Com as queimadas e os incêndios florestais, os resgates de animais aumentaram e a solução tem sido devolvê-los ao habitat rapidamente. Apenas os feridos permanecem para serem tratados. Os Cetas são unidades do poder público para receber animais resgatados em situação de vulnerabilidade, em ações fiscalizatórias, ou entregues pela população. No Amazonas, o único Cetas é mantido pelo Ibama, em Manaus.
A cada dois dias um animal silvestre vem sendo resgatado em Manaus, segundo dados disponibilizados pelo Instituto de Proteção Ambiental do Amazonas (Ipaam), órgão do governo do Amazonas. Nos meses de junho a julho foram registrados 51 resgates, animais fora do ambiente natural que são afetados pela expansão urbana ou ação ilegal como desmatamento e queimadas. No entanto, o Ipaam não possui um centro de triagem de animais silvestres próprio e encaminha os resgatados para o Cetas, do Ibama, ou para outros espaços que recebem animais. O governo do Amazonas mantém uma ação compartilhada com o órgão federal, mas nunca construiu um refúgio para animais silvestres.
São dados preocupantes se levar em conta o boletim diário de queimadas divulgado pelo Instituto Nacional de Pesquisas Espaciais (Inpe). Dos dez municípios brasileiros com mais focos acumulados nos últimos cinco meses, dois são do Amazonas: o município de Lábrea está na quarta posição, com 533 focos de incêndio em setembro (até o dia 22) e Apuí encontra-se na sexta posição, com 479 focos.
“Não é incomum, mesmo em uma região extremamente úmida como a nossa, receber um animal no Cetas com marcas de incêndio florestal e queimados. Apesar de que a maior parte dos animais que chegam queimados ao Cetas são por eletro-combustão ou o animal tomou um choque elétrico na linha de alta tensão”, observa o biólogo e coordenador do Laboratório de Interações Fauna e Floresta da Universidade Federal do Amazonas (Ufam), Rogério Fonseca. Traduzindo: cada vez mais animais, têm fugido para as zonas urbanas, onde acabam sendo eletrocutados.
Administrado pelo governo federal, o Cetas atua em colaboração com o governo estadual, que é responsável apenas pelo deslocamento dos animais silvestres encontrados fora do seu hábitat e removidos pelo Ipaam. Para Rogério Fonseca, a atual estrutura do Cetas, em Manaus, é pequena para a quantidade de animais que chegam. “Existe uma sobrecarga muito grande em cima de uma única instituição que é o Ibama, e essa sobrecarga não tem cooperado para a gente cuidar melhor dos animais que chegam”, alerta.
É o Ipaam que informa que se não estiverem feridos, os animais são devolvidos à floresta.

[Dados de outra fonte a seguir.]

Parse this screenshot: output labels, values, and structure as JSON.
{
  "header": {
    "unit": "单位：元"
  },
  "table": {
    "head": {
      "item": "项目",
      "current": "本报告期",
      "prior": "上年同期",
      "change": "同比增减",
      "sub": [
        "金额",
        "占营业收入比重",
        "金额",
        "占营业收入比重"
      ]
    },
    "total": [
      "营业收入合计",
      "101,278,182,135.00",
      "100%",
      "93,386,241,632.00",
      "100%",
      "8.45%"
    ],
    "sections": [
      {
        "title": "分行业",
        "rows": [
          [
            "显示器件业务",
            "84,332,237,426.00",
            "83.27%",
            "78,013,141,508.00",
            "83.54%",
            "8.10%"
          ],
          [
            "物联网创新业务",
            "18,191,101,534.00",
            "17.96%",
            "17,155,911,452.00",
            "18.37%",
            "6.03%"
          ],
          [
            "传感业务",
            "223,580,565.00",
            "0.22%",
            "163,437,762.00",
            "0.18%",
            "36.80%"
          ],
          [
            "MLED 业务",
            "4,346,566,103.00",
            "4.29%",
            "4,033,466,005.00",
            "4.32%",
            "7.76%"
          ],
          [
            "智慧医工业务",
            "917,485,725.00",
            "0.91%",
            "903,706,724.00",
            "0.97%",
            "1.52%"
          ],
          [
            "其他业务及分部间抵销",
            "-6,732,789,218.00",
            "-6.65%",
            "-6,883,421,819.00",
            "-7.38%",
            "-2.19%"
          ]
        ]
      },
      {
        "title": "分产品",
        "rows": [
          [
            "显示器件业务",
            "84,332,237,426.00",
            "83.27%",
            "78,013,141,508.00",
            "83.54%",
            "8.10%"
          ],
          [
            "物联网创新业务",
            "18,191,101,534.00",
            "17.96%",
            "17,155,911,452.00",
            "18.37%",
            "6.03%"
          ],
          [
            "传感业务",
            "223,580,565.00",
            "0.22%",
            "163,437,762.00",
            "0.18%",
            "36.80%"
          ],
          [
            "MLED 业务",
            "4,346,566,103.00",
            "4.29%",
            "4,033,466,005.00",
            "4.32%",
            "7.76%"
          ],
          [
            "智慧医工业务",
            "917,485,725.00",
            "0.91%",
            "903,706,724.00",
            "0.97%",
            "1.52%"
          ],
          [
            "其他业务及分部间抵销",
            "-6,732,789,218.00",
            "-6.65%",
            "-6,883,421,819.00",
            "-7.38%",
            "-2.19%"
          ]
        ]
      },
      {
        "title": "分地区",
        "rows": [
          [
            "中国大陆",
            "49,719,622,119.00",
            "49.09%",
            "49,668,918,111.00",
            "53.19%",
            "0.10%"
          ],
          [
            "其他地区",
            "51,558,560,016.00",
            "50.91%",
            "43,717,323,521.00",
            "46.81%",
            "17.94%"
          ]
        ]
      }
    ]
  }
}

Só aqueles que não estão em condições físicas são encaminhados para o Cetas. A Amazônia Real entrou em contato com o Ibama para saber a quantidade de animais que estavam em reabilitação no centro e como o espaço tem sido gerido, mas até a publicação da reportagem não houve resposta oficial à solicitação.
Um dos animais mais ameaçados é o sauim-de-coleira, espécie endêmica de Manaus e em ao menos três municípios próximos à capital amazonense. O sauim-de-coleira está na lista de animais ameaçados de extinção do ICMBio e a cada ano sua população está ficando mais reduzida. Especialistas afirmam que, sem uma política de proteção, ele poderá desaparecer da natureza em menos de duas décadas.
Só um centro de triagem
A capital amazonense chegou a contar com um grande centro de reabilitação para animais silvestres, o Refúgio da Vida Silvestre Sauim Castanheira, localizado na zona leste. Mas em 2016 suas atividades foram encerradas após uma série de furtos de animais terem sido registrados no local. Desde então, a prefeitura não reativou mais o espaço. Para a Amazônia Real, a administração municipal comentou que há apenas a pretensão do retorno da unidade, mas ainda sem previsão para o refúgio voltar a funcionar.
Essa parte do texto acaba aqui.